Nightkin 27/8/2010: The price is quite relative. For someone who works, that price makes no difference and the liquid can have its own position, but it has a bigger effect e.g. in a student wallet. On the other hand just what Force said there; the same Valio’s stuff can be bought as Milbona or as a Swedish Arla for half the price,, when you can also choose the calorie amount. There’s so little D-vitamin there, although its amount is ten times higher.

This product was very well priced, because it provides additional value for the store and for Valio. Valio Milk Plus (1,42 euros) is approx. 70 % more expensive than Valio’s fat free basic milk (0,85 euros) and the competitor’s corresponding Swedish fat free basic milk is nearly 120 % more expensive (0,65 euros). The thing I wondered the most in the product pricing was the positioning of the price in comparison with the peer products (see table). It was set on a lower level than organic- and lactose free milk, although the value promise for the consumer (health and wellbeing) is high.
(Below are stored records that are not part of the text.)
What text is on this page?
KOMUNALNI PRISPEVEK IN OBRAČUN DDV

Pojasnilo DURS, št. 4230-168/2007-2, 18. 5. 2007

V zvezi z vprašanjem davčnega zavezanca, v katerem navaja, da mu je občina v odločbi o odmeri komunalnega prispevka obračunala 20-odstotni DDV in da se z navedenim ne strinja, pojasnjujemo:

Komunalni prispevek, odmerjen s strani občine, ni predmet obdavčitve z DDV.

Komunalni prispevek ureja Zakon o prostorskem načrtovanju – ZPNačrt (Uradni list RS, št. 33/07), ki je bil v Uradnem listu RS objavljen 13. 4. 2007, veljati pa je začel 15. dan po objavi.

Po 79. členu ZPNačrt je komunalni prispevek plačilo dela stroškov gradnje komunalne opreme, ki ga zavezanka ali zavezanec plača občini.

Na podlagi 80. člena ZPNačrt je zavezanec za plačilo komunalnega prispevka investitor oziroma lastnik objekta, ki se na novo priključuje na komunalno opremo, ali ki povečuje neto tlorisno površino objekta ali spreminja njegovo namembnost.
Because pricing in this evaluation is only a part of the 4P model, regarding the choices that were made (the other P:s),the pricing was traditional, but quite exemplary. However, it did not produce any surprises, either.

One general observation in the grocery stores was that the category pricing of milk products uses different pricing methods quite concisely. The price is either very low or relatively high. When pricing milk and other products, it shall be taken into consideration that the final consumer price decisions are made in the store, on which the supplier influences with his own sales price. The final consumer price depends on the margin target of the product which is set by the store, which may be low e.g. in the loss leader products, such as basic milk. The objective of the store is not necessarily to optimize the profitability of the product, but customer loyalty and basket profitability.

As a conclusion I believe in the success of the product launch and that the product will remain in the store selection for a long time. This product and other similar products with additional values can effect on the consumers’ purchase behavior on its own behalf, so that they will move from basic milk towards milk products which produce additional value.